Tuesday, February 22, 2011

I Put A Spell On You

Eating A Spirit

I have been thinking about spirituality lately: trying to understand fetishes and how and why a man, woman or child is labeled a witch in the Congolese worldview. It’s hard to wrap my mind around these concepts because they are so new to me, but the more I discuss witchcraft with the missionaries at SIL and read about sorcery in the book Brazzaville Charms, the more blaming an aunt or uncle for eating the the spirit of a dead relative flickers as a scene from a bad American horror film in my brain. Will I ever understand? Do I want to understand? Am I capable of understanding in a nonjudgmental fashion all the blame surrounding death in the Republic of Congo?


OBSERVATIONS

1. One of my friends who speaks incredible English and is destined to spend two years in America on an academic scholarship told me that his family believes his father was murdered. They believe that two of his co-workers put poison in his beer when they visited a bar for a drink after work. The family believes the motive for the murder was jealously.
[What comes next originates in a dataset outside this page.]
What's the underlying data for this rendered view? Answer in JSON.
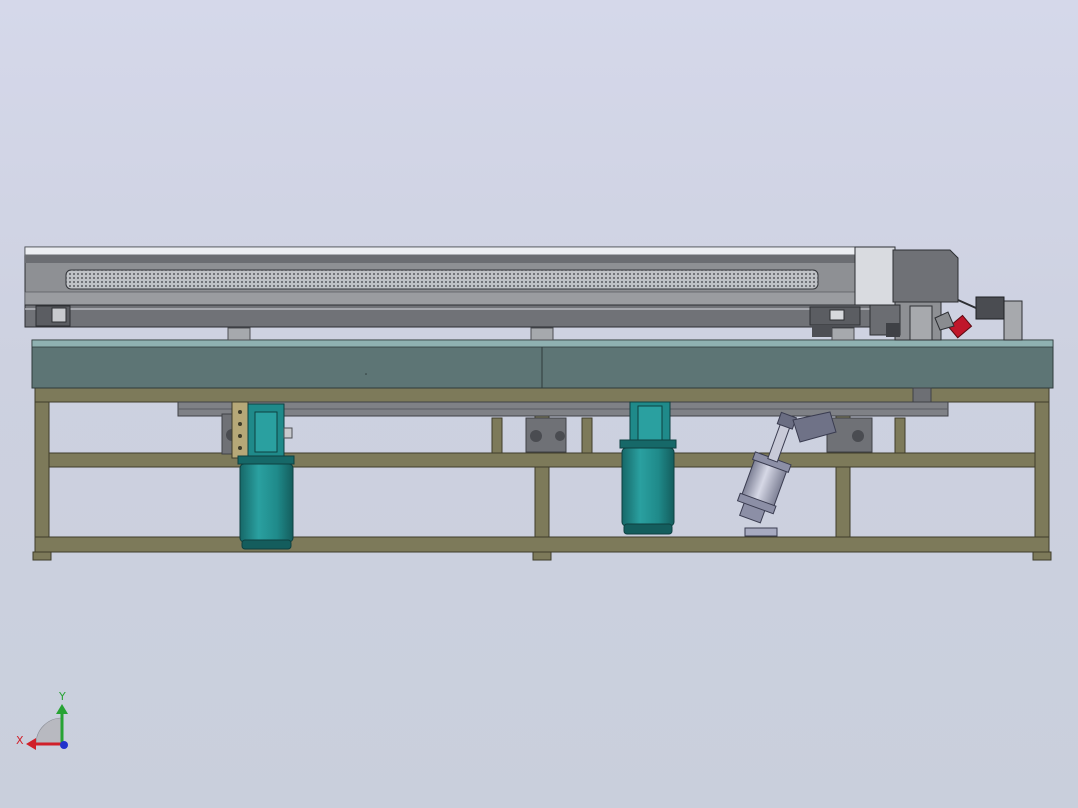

2. Developmentally disabled people are sometimes viewed with suspicion here as if witchcraft could be the cause of their disability.


3. Congolese leave the caps on soda and beer bottles after they have been opened. When I asked why, one of my Congolese acquaintances told me it was to prevent evil spirits from entering the bottle. He explained that witches could exist in their human form but could also transition into a spirit form.
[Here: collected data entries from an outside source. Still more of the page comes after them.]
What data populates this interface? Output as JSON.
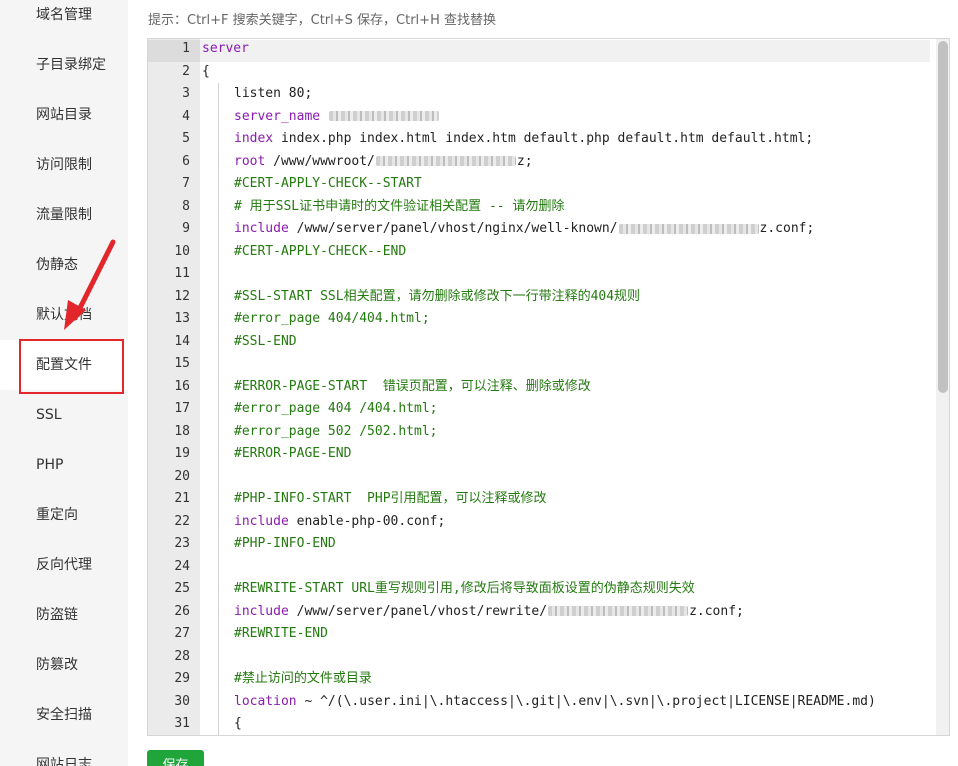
{
  "sidebar": {
    "items": [
      {
        "label": "域名管理"
      },
      {
        "label": "子目录绑定"
      },
      {
        "label": "网站目录"
      },
      {
        "label": "访问限制"
      },
      {
        "label": "流量限制"
      },
      {
        "label": "伪静态"
      },
      {
        "label": "默认文档"
      },
      {
        "label": "配置文件",
        "active": true
      },
      {
        "label": "SSL"
      },
      {
        "label": "PHP"
      },
      {
        "label": "重定向"
      },
      {
        "label": "反向代理"
      },
      {
        "label": "防盗链"
      },
      {
        "label": "防篡改"
      },
      {
        "label": "安全扫描"
      },
      {
        "label": "网站日志"
      }
    ]
  },
  "hint": "提示：Ctrl+F 搜索关键字，Ctrl+S 保存，Ctrl+H 查找替换",
  "editor": {
    "lines": [
      {
        "n": "1",
        "indent": false,
        "parts": [
          {
            "t": "server",
            "c": "kw"
          }
        ]
      },
      {
        "n": "2",
        "indent": false,
        "parts": [
          {
            "t": "{",
            "c": ""
          }
        ]
      },
      {
        "n": "3",
        "indent": true,
        "parts": [
          {
            "t": "listen 80;",
            "c": ""
          }
        ]
      },
      {
        "n": "4",
        "indent": true,
        "parts": [
          {
            "t": "server_name ",
            "c": "kw"
          },
          {
            "blur": 110
          }
        ]
      },
      {
        "n": "5",
        "indent": true,
        "parts": [
          {
            "t": "index",
            "c": "kw"
          },
          {
            "t": " index.php index.html index.htm default.php default.htm default.html;",
            "c": ""
          }
        ]
      },
      {
        "n": "6",
        "indent": true,
        "parts": [
          {
            "t": "root",
            "c": "kw"
          },
          {
            "t": " /www/wwwroot/",
            "c": ""
          },
          {
            "blur": 140
          },
          {
            "t": "z;",
            "c": ""
          }
        ]
      },
      {
        "n": "7",
        "indent": true,
        "parts": [
          {
            "t": "#CERT-APPLY-CHECK--START",
            "c": "cm"
          }
        ]
      },
      {
        "n": "8",
        "indent": true,
        "parts": [
          {
            "t": "# 用于SSL证书申请时的文件验证相关配置 -- 请勿删除",
            "c": "cm"
          }
        ]
      },
      {
        "n": "9",
        "indent": true,
        "parts": [
          {
            "t": "include",
            "c": "kw"
          },
          {
            "t": " /www/server/panel/vhost/nginx/well-known/",
            "c": ""
          },
          {
            "blur": 140
          },
          {
            "t": "z.conf;",
            "c": ""
          }
        ]
      },
      {
        "n": "10",
        "indent": true,
        "parts": [
          {
            "t": "#CERT-APPLY-CHECK--END",
            "c": "cm"
          }
        ]
      },
      {
        "n": "11",
        "indent": true,
        "parts": []
      },
      {
        "n": "12",
        "indent": true,
        "parts": [
          {
            "t": "#SSL-START SSL相关配置，请勿删除或修改下一行带注释的404规则",
            "c": "cm"
          }
        ]
      },
      {
        "n": "13",
        "indent": true,
        "parts": [
          {
            "t": "#error_page 404/404.html;",
            "c": "cm"
          }
        ]
      },
      {
        "n": "14",
        "indent": true,
        "parts": [
          {
            "t": "#SSL-END",
            "c": "cm"
          }
        ]
      },
      {
        "n": "15",
        "indent": true,
        "parts": []
      },
      {
        "n": "16",
        "indent": true,
        "parts": [
          {
            "t": "#ERROR-PAGE-START  错误页配置，可以注释、删除或修改",
            "c": "cm"
          }
        ]
      },
      {
        "n": "17",
        "indent": true,
        "parts": [
          {
            "t": "#error_page 404 /404.html;",
            "c": "cm"
          }
        ]
      },
      {
        "n": "18",
        "indent": true,
        "parts": [
          {
            "t": "#error_page 502 /502.html;",
            "c": "cm"
          }
        ]
      },
      {
        "n": "19",
        "indent": true,
        "parts": [
          {
            "t": "#ERROR-PAGE-END",
            "c": "cm"
          }
        ]
      },
      {
        "n": "20",
        "indent": true,
        "parts": []
      },
      {
        "n": "21",
        "indent": true,
        "parts": [
          {
            "t": "#PHP-INFO-START  PHP引用配置，可以注释或修改",
            "c": "cm"
          }
        ]
      },
      {
        "n": "22",
        "indent": true,
        "parts": [
          {
            "t": "include",
            "c": "kw"
          },
          {
            "t": " enable-php-00.conf;",
            "c": ""
          }
        ]
      },
      {
        "n": "23",
        "indent": true,
        "parts": [
          {
            "t": "#PHP-INFO-END",
            "c": "cm"
          }
        ]
      },
      {
        "n": "24",
        "indent": true,
        "parts": []
      },
      {
        "n": "25",
        "indent": true,
        "parts": [
          {
            "t": "#REWRITE-START URL重写规则引用,修改后将导致面板设置的伪静态规则失效",
            "c": "cm"
          }
        ]
      },
      {
        "n": "26",
        "indent": true,
        "parts": [
          {
            "t": "include",
            "c": "kw"
          },
          {
            "t": " /www/server/panel/vhost/rewrite/",
            "c": ""
          },
          {
            "blur": 140
          },
          {
            "t": "z.conf;",
            "c": ""
          }
        ]
      },
      {
        "n": "27",
        "indent": true,
        "parts": [
          {
            "t": "#REWRITE-END",
            "c": "cm"
          }
        ]
      },
      {
        "n": "28",
        "indent": true,
        "parts": []
      },
      {
        "n": "29",
        "indent": true,
        "parts": [
          {
            "t": "#禁止访问的文件或目录",
            "c": "cm"
          }
        ]
      },
      {
        "n": "30",
        "indent": true,
        "parts": [
          {
            "t": "location",
            "c": "kw"
          },
          {
            "t": " ~ ^/(\\.user.ini|\\.htaccess|\\.git|\\.env|\\.svn|\\.project|LICENSE|README.md)",
            "c": ""
          }
        ]
      },
      {
        "n": "31",
        "indent": true,
        "parts": [
          {
            "t": "{",
            "c": ""
          }
        ]
      }
    ]
  },
  "save_label": "保存",
  "colors": {
    "accent": "#20a53a",
    "annotation": "#e3262c",
    "keyword": "#8c1bb0",
    "comment": "#237a0f"
  }
}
4. When I wanted to explore the monument and graves for the victims who died in an airline crash, my companion stopped me. She told me that I would be viewed suspiciously as eating souls and advised me not to venture too close to the actual graves. I think, but I am not 100 percent certain, that the memorial honors the victims of the UTA flight 772, which was flying from N'Djamena in Chad to Brazzaville when it crashed in 1989. I want to find the memorial again but this time with camera in hand.


5. Passage from Brazzaville Charms by Cassie Knight:

In Congo most illnesses are understood to be caused by sorcerers, and when a sorcerer kills someone he is said to have 'eaten' them. This belief in black magic causes fear and suspicion, even within family units (p. 86). The missionaries I discussed the matter with who live at the SIL compound in Brazzaville have seen families blame one member for the death of a child, grandparent, mother or father. In Kinshasa, many young boys are cast out of their homes and accused of being witches when a misfortune strikes their family.